From where he stood, the youth could see his master’s eyes, red with anger or perhaps something else. He shuddered, suppressing his fear to explain hastily: “Master, it was Miss Meilin’s dying wish. She said…” He glanced cautiously at his master, seeing no impatience, he continued, “She said rather than be confined to a coffin or mat, she’d prefer to merge with the soil, nourishing the spring flowers. She hoped to bask in their glory.”
Silence fell. Only a cool breeze carrying the mountain’s floral fragrance gently brushed over the corpse, masking any hint of decay.
“What else did she say?” the man finally asked softly, his hand at his side trembling slightly.
The youth, not noticing this, thought carefully before shaking his head. “Nothing else, Master.”
The man’s Adam’s apple bobbed. He suddenly broke into a smile more painful than tears. “Nothing… nothing more? Even at the end, you didn’t…” He swallowed the rest of his words, letting them rot inside him. Then, with a swift motion of his whip, he pulled the corpse from the earth.

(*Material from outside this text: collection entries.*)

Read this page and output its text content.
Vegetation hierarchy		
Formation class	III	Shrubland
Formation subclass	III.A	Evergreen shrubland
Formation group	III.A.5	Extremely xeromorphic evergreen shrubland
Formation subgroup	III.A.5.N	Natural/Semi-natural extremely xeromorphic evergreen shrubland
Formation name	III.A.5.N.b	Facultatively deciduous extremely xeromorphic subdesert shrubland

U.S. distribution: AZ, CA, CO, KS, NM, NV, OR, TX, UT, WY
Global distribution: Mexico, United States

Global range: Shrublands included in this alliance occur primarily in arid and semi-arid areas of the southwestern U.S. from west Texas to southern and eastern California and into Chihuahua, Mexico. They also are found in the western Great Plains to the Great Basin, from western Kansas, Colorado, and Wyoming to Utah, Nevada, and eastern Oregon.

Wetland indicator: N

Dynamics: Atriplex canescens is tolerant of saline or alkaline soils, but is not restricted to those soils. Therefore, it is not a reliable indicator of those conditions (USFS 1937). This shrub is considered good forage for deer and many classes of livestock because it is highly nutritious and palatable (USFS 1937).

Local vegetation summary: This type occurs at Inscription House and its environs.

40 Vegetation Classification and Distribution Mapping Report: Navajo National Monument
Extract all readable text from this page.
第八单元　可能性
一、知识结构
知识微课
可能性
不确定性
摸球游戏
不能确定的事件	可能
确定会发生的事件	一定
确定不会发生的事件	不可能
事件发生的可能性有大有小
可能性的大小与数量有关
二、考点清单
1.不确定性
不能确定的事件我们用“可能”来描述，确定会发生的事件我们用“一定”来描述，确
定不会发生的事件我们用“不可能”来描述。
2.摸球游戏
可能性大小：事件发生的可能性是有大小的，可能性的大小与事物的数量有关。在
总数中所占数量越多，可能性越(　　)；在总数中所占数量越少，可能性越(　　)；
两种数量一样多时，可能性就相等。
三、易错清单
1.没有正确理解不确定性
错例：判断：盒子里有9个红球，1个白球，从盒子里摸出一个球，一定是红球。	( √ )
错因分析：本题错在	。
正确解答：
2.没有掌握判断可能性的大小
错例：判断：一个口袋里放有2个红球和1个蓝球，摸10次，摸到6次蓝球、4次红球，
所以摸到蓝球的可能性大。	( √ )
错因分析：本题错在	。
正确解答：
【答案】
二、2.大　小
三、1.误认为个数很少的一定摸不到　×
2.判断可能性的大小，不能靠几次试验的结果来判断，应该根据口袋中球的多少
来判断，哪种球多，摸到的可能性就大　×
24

“Master!” the youth cried out, falling to his knees. “Master, please… whatever Miss Meilin’s faults, death settles all accounts. Let her rest…”
A bloodthirsty glare silenced the youth. The man lashed out at the corpse.
“You wished to nourish spring flowers? I refuse!” Another lash sent tattered cloth flying.
“You sought peace? I deny you!”
His vicious oath carried a barely perceptible choke. A silver-white robe floated down, covering the mud-stained, decaying body. The man suddenly bent to lift the corpse, leaped onto his horse, and galloped through the apricot grove toward the horizon.
In the second month, peach blossoms turned red, apricot flowers white, rapeseed blossoms covered the land, and willow leaves shimmered like jade…
In a daze, he seemed to hear the woman singing softly in his ear, just as she had in that remote mountain village last year. He lay quietly on the bed while she hung laundry in the courtyard, sunlight piercing through worn window paper, dancing before his eyes like golden discs.